Dúvida

Precisamos falar sobre o pixo

Entre defender ou condenar a prática, é preciso criar espaços para a discussão sobre ela

Jerônimo Gonzalez -

No silêncio da noite uma mulher precisa vomitar. Cansada da opressão diária, ela não encontra forma de expressar revolta e denunciar o que acontece se não no barulho de uma lata, no muro de espaço onde sofrera abuso e discriminação anteriormente. É crime, ela sabe, mas são tão mais graves as agressões sofridas que a escolha pelo pixo - com x mesmo, não há prisão nem às regras gramaticais - acontece quase naturalmente. Entre defender ou condenar a prática, é preciso criar espaços para a discussão sobre ela.

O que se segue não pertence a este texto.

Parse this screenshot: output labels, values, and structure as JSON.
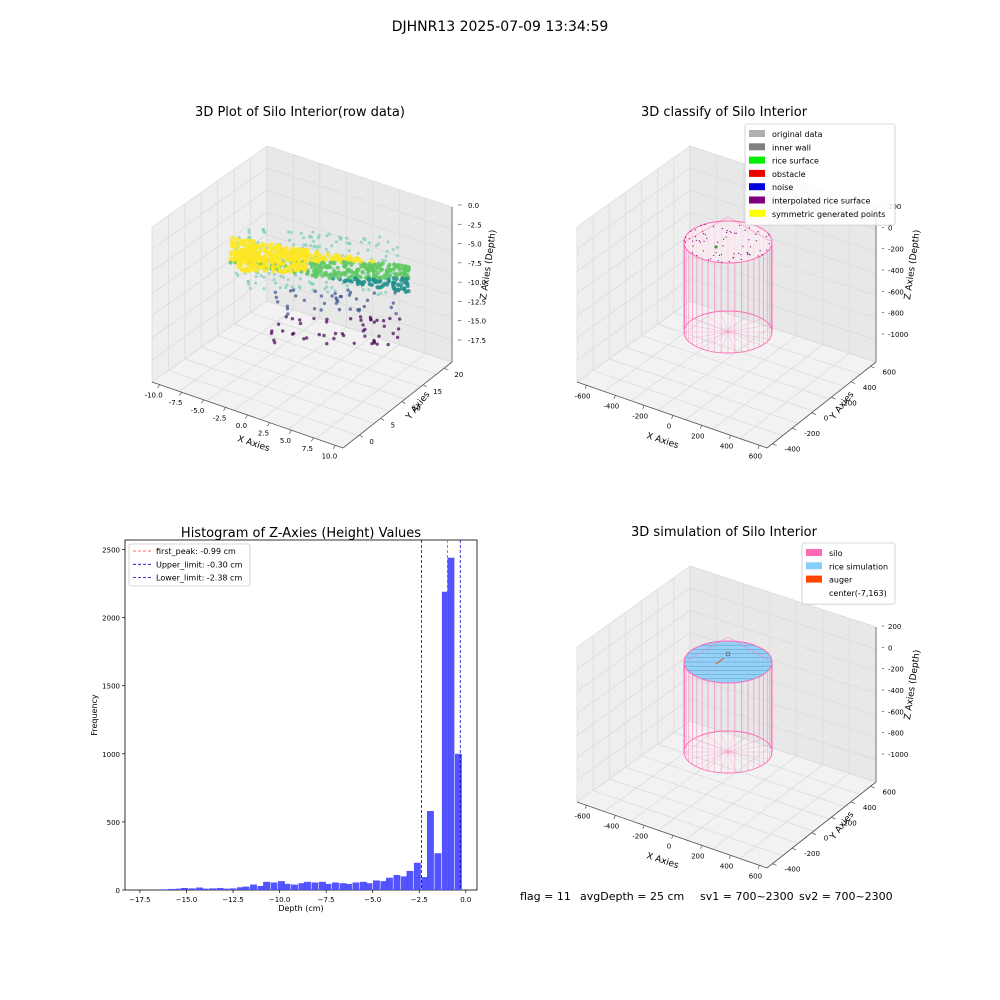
{
  "figure_title": "DJHNR13 2025-07-09 13:34:59",
  "footer": {
    "flag": "flag = 11",
    "avg_depth": "avgDepth = 25 cm",
    "sv1": "sv1 = 700~2300",
    "sv2": "sv2 = 700~2300"
  },
  "colors": {
    "hist_bar": "#4b4bff",
    "first_peak": "#ff3b3b",
    "limits": "#0000cc",
    "silo": "#ff69b4",
    "rice_simulation": "#87cefa",
    "auger": "#ff4500",
    "grid": "#d9d9d9",
    "pane": "#f2f2f2"
  },
  "chart_data": [
    {
      "type": "scatter",
      "subtype": "3d",
      "title": "3D Plot of Silo Interior(row data)",
      "xlabel": "X Axies",
      "ylabel": "Y Axies",
      "zlabel": "Z Axies (Depth)",
      "xlim": [
        -10,
        10
      ],
      "ylim": [
        -2,
        22
      ],
      "zlim": [
        -18,
        0.5
      ],
      "xticks": [
        "-10.0",
        "-7.5",
        "-5.0",
        "-2.5",
        "0.0",
        "2.5",
        "5.0",
        "7.5",
        "10.0"
      ],
      "yticks": [
        "0",
        "5",
        "10",
        "15",
        "20"
      ],
      "zticks": [
        "0.0",
        "-2.5",
        "-5.0",
        "-7.5",
        "-10.0",
        "-12.5",
        "-15.0",
        "-17.5"
      ],
      "colormap": "viridis"
    },
    {
      "type": "scatter",
      "subtype": "3d",
      "title": "3D classify of Silo Interior",
      "xlabel": "X Axies",
      "ylabel": "Y Axies",
      "zlabel": "Z Axies (Depth)",
      "xticks": [
        "-600",
        "-400",
        "-200",
        "0",
        "200",
        "400",
        "600"
      ],
      "yticks": [
        "-400",
        "-200",
        "0",
        "200",
        "400",
        "600"
      ],
      "zticks": [
        "200",
        "0",
        "-200",
        "-400",
        "-600",
        "-800",
        "-1000"
      ],
      "legend_position": "top-right",
      "legend": [
        {
          "label": "original data",
          "color": "#b0b0b0"
        },
        {
          "label": "inner wall",
          "color": "#808080"
        },
        {
          "label": "rice surface",
          "color": "#00ee00"
        },
        {
          "label": "obstacle",
          "color": "#ee0000"
        },
        {
          "label": "noise",
          "color": "#0000dd"
        },
        {
          "label": "interpolated rice surface",
          "color": "#800080"
        },
        {
          "label": "symmetric generated points",
          "color": "#ffff00"
        }
      ]
    },
    {
      "type": "bar",
      "subtype": "histogram",
      "title": "Histogram of Z-Axies (Height) Values",
      "xlabel": "Depth (cm)",
      "ylabel": "Frequency",
      "xlim": [
        -18.3,
        0.6
      ],
      "ylim": [
        0,
        2570
      ],
      "xticks": [
        -17.5,
        -15,
        -12.5,
        -10,
        -7.5,
        -5,
        -2.5,
        0
      ],
      "xtick_labels": [
        "−17.5",
        "−15.0",
        "−12.5",
        "−10.0",
        "−7.5",
        "−5.0",
        "−2.5",
        "0.0"
      ],
      "yticks": [
        0,
        500,
        1000,
        1500,
        2000,
        2500
      ],
      "bin_width": 0.37,
      "bin_centers": [
        -16.2,
        -15.8,
        -15.4,
        -15.1,
        -14.7,
        -14.3,
        -14.0,
        -13.6,
        -13.2,
        -12.9,
        -12.5,
        -12.1,
        -11.8,
        -11.4,
        -11.0,
        -10.7,
        -10.3,
        -9.9,
        -9.6,
        -9.2,
        -8.8,
        -8.5,
        -8.1,
        -7.7,
        -7.4,
        -7.0,
        -6.6,
        -6.3,
        -5.9,
        -5.5,
        -5.2,
        -4.8,
        -4.4,
        -4.1,
        -3.7,
        -3.3,
        -3.0,
        -2.6,
        -2.2,
        -1.9,
        -1.5,
        -1.1,
        -0.8,
        -0.4
      ],
      "values": [
        5,
        8,
        10,
        15,
        12,
        18,
        10,
        12,
        15,
        10,
        12,
        20,
        25,
        40,
        30,
        60,
        55,
        65,
        45,
        40,
        50,
        60,
        55,
        60,
        45,
        55,
        50,
        45,
        55,
        60,
        50,
        70,
        65,
        90,
        110,
        100,
        140,
        200,
        95,
        580,
        270,
        2190,
        2440,
        1000
      ],
      "vlines": [
        {
          "label": "first_peak: -0.99 cm",
          "x": -0.99,
          "style": "first_peak"
        },
        {
          "label": "Upper_limit: -0.30 cm",
          "x": -0.3,
          "style": "limits"
        },
        {
          "label": "Lower_limit: -2.38 cm",
          "x": -2.38,
          "style": "limits"
        }
      ],
      "legend_position": "top-left"
    },
    {
      "type": "scatter",
      "subtype": "3d",
      "title": "3D simulation of Silo Interior",
      "xlabel": "X Axies",
      "ylabel": "Y Axies",
      "zlabel": "Z Axies (Depth)",
      "xticks": [
        "-600",
        "-400",
        "-200",
        "0",
        "200",
        "400",
        "600"
      ],
      "yticks": [
        "-400",
        "-200",
        "0",
        "200",
        "400",
        "600"
      ],
      "zticks": [
        "200",
        "0",
        "-200",
        "-400",
        "-600",
        "-800",
        "-1000"
      ],
      "legend_position": "top-right",
      "legend": [
        {
          "label": "silo",
          "color": "#ff69b4"
        },
        {
          "label": "rice simulation",
          "color": "#87cefa"
        },
        {
          "label": "auger",
          "color": "#ff4500"
        },
        {
          "label": "center(-7,163)",
          "color": ""
        }
      ]
    }
  ]
}
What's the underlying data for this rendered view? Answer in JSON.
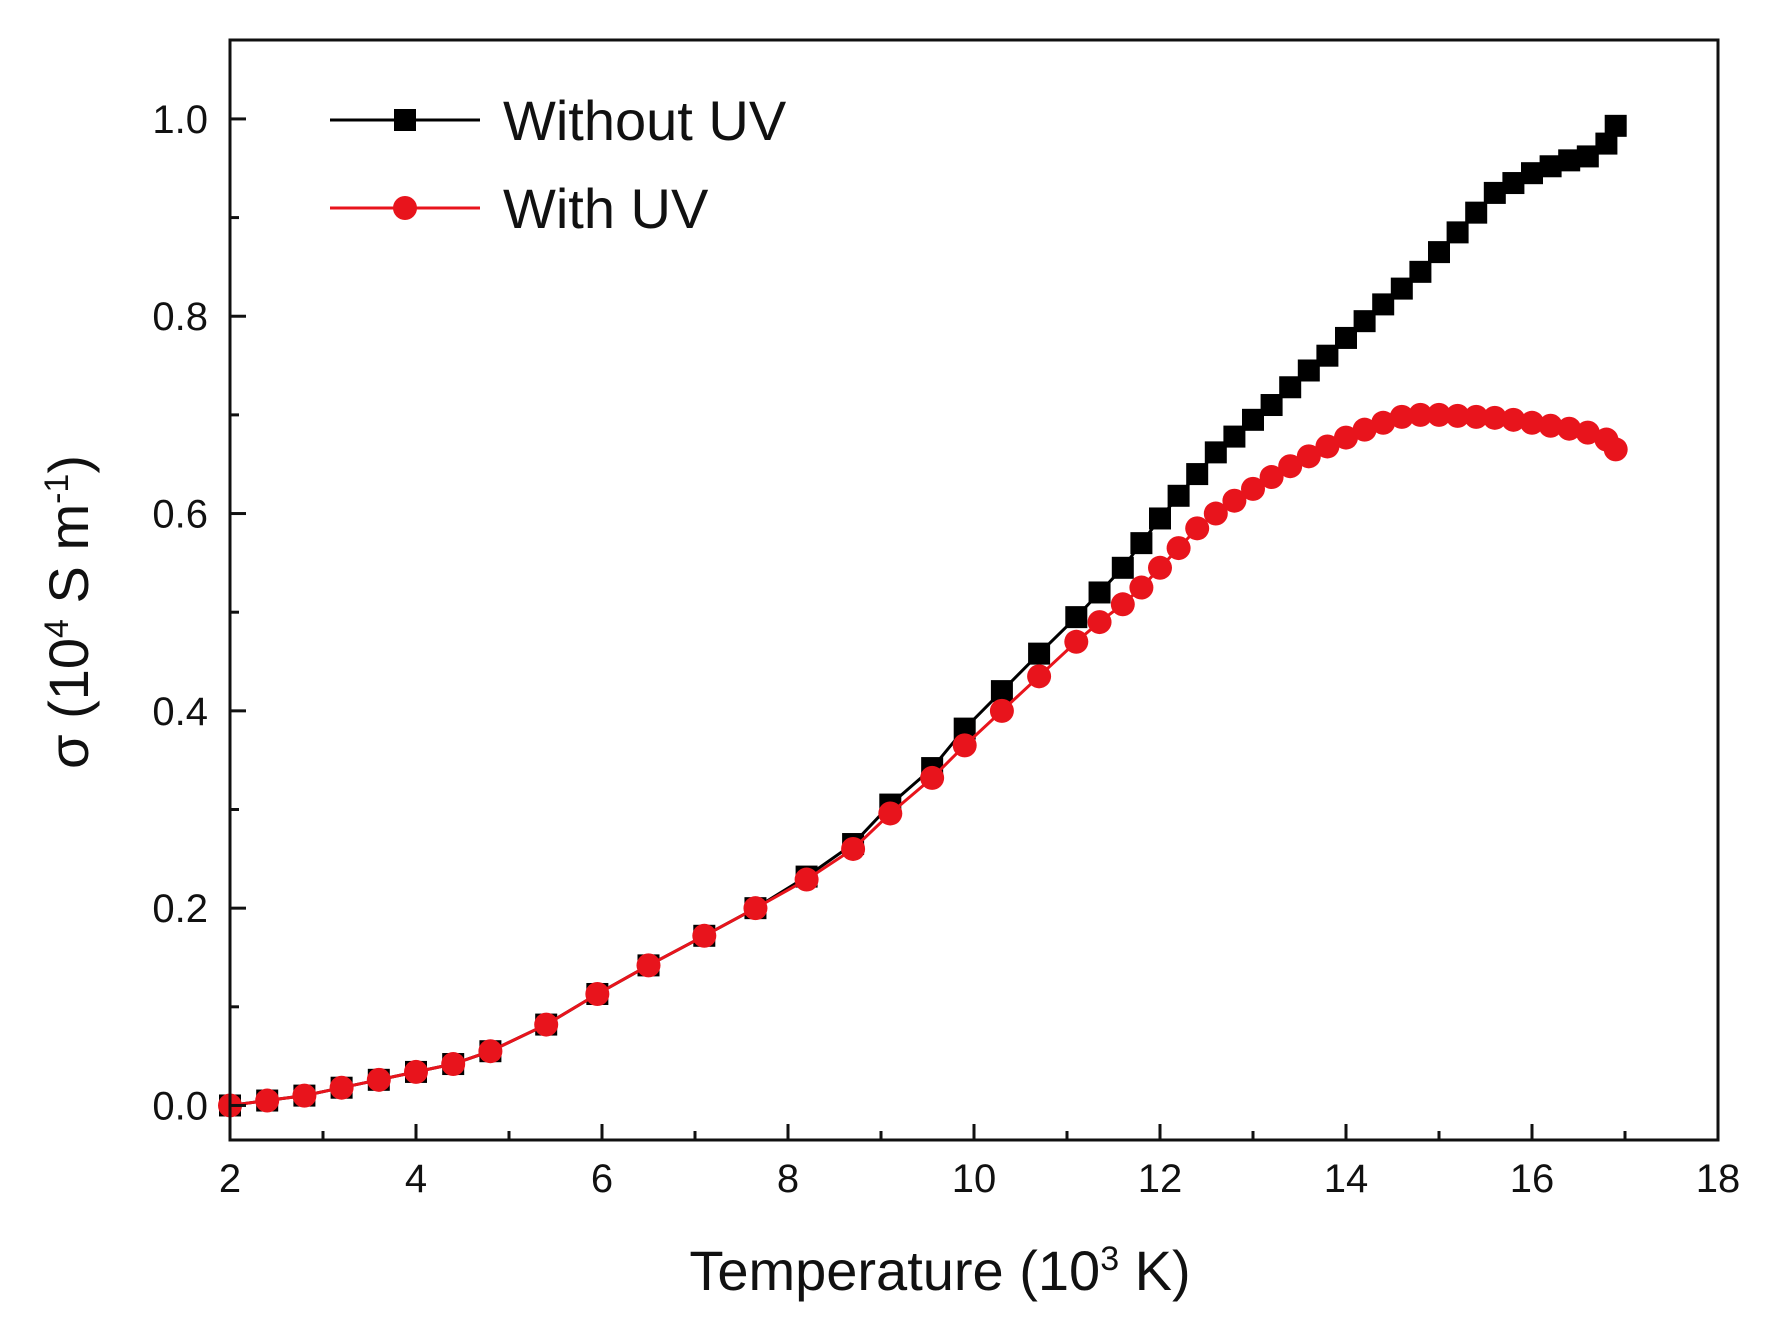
{
  "chart_data": {
    "type": "line",
    "title": "",
    "xlabel": {
      "prefix": "Temperature (10",
      "sup": "3",
      "suffix": " K)"
    },
    "ylabel": {
      "prefix": "σ (10",
      "sup": "4",
      "mid": " S m",
      "sup2": "-1",
      "suffix": ")"
    },
    "xlim": [
      2,
      18
    ],
    "ylim": [
      -0.035,
      1.08
    ],
    "xticks": [
      2,
      4,
      6,
      8,
      10,
      12,
      14,
      16,
      18
    ],
    "xtick_labels": [
      "2",
      "4",
      "6",
      "8",
      "10",
      "12",
      "14",
      "16",
      "18"
    ],
    "yticks": [
      0.0,
      0.2,
      0.4,
      0.6,
      0.8,
      1.0
    ],
    "ytick_labels": [
      "0.0",
      "0.2",
      "0.4",
      "0.6",
      "0.8",
      "1.0"
    ],
    "legend_position": "top-left",
    "series": [
      {
        "name": "Without UV",
        "color": "#000000",
        "marker": "square",
        "x": [
          2.0,
          2.4,
          2.8,
          3.2,
          3.6,
          4.0,
          4.4,
          4.8,
          5.4,
          5.95,
          6.5,
          7.1,
          7.65,
          8.2,
          8.7,
          9.1,
          9.55,
          9.9,
          10.3,
          10.7,
          11.1,
          11.35,
          11.6,
          11.8,
          12.0,
          12.2,
          12.4,
          12.6,
          12.8,
          13.0,
          13.2,
          13.4,
          13.6,
          13.8,
          14.0,
          14.2,
          14.4,
          14.6,
          14.8,
          15.0,
          15.2,
          15.4,
          15.6,
          15.8,
          16.0,
          16.2,
          16.4,
          16.6,
          16.8,
          16.9
        ],
        "y": [
          0.0,
          0.005,
          0.01,
          0.018,
          0.026,
          0.034,
          0.042,
          0.055,
          0.082,
          0.113,
          0.142,
          0.172,
          0.2,
          0.232,
          0.265,
          0.305,
          0.342,
          0.382,
          0.42,
          0.458,
          0.495,
          0.52,
          0.545,
          0.57,
          0.595,
          0.618,
          0.64,
          0.662,
          0.678,
          0.695,
          0.71,
          0.728,
          0.745,
          0.76,
          0.778,
          0.795,
          0.812,
          0.828,
          0.845,
          0.865,
          0.885,
          0.905,
          0.925,
          0.935,
          0.945,
          0.952,
          0.958,
          0.962,
          0.975,
          0.993
        ]
      },
      {
        "name": "With UV",
        "color": "#e8141c",
        "marker": "circle",
        "x": [
          2.0,
          2.4,
          2.8,
          3.2,
          3.6,
          4.0,
          4.4,
          4.8,
          5.4,
          5.95,
          6.5,
          7.1,
          7.65,
          8.2,
          8.7,
          9.1,
          9.55,
          9.9,
          10.3,
          10.7,
          11.1,
          11.35,
          11.6,
          11.8,
          12.0,
          12.2,
          12.4,
          12.6,
          12.8,
          13.0,
          13.2,
          13.4,
          13.6,
          13.8,
          14.0,
          14.2,
          14.4,
          14.6,
          14.8,
          15.0,
          15.2,
          15.4,
          15.6,
          15.8,
          16.0,
          16.2,
          16.4,
          16.6,
          16.8,
          16.9
        ],
        "y": [
          0.0,
          0.005,
          0.01,
          0.018,
          0.026,
          0.034,
          0.042,
          0.055,
          0.082,
          0.113,
          0.142,
          0.172,
          0.2,
          0.229,
          0.26,
          0.296,
          0.332,
          0.365,
          0.4,
          0.435,
          0.47,
          0.49,
          0.508,
          0.525,
          0.545,
          0.565,
          0.585,
          0.6,
          0.613,
          0.625,
          0.637,
          0.648,
          0.658,
          0.668,
          0.677,
          0.685,
          0.692,
          0.698,
          0.7,
          0.7,
          0.699,
          0.698,
          0.697,
          0.695,
          0.692,
          0.689,
          0.686,
          0.682,
          0.675,
          0.665
        ]
      }
    ]
  }
}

Mariana - nome fictício - começou a pichar há dois anos. No início misturava frases políticas com poesias, sempre driblando o preconceito e os perigos de uma ação que além de proibida é por vezes tão mal vista quanto um assalto. “Sempre que alguém me vê diz que vai chamar a polícia, me xinga. Eu não faço contato visual, só saio andando, às vezes sem nem finalizar o trabalho. Mas com o coração disparado”, conta. Hoje a poesia cedeu espaço para que a manifestação política ocupasse totalmente seu pixo. “Agora uso só a tinta preta porque é mais agressão. É um sinal de alerta. É um fôlego, um vômito em algum lugar que fui agredida”, finaliza.

Joana - nome também fictício - iniciou em 2013 com frases e tags - assinaturas - e o objetivo desde então é também a expressão, a contestação. “A palavra patrimônio significa aquilo que é do pai. Se um lugar não é mais para mim, é legítimo que eu tome de volta, marque território. A pichação está ali, você tem que ler, só não vê quem não quer. É um incentivo para que as pessoas parem e pensem”, diz. Ela conta que há sempre uma preocupação com o que e onde pichar. “Pensamos em quem vai limpar, se não será uma senhora ou alguém que não tenha dinheiro para isso. E não gosto de pixos que reforcem opressões e estereótipos. Crianças veem aquilo, essa responsabilidade é importante.”

Dois lados
Pós-graduada em Direito Ambiental pela UFPel, a servidora pública Célia Constenla faz parte do grupo de pessoas contrárias à pichação. Ela concorda que não se pode deixar de entendê-la como um protesto, mas pede reflexão. “Penso que seja importante refletir sobre a pichação como efeito e não como causa, pois somente conseguiremos diminuí-la através da educação”, diz, lembrando que o pixo é considerado um crime pela Lei de Crimes Ambientais.

O professor de Filosofia da UFPel, Pedro Moacyr, por outro lado, vê uma espécie de sociologia na ruptura. Para ele, pichações como as que preenchem a fachada do campus do Direito da universidade são a voz de alguém muito oprimido. “Fere a estética de quem determina a estrutura de poder. Não é um ato de loucura. É uma intenção de dizer o que não se tem outro espaço para expressar”, argumenta. Moacyr finaliza pedindo que não se tenha pressa na hora de debater a pichação. “O ódio não combina com educação. E nem o prazer em punir. Melhor o prazer de entender alguma coisa, ou buscar essa compreensão.”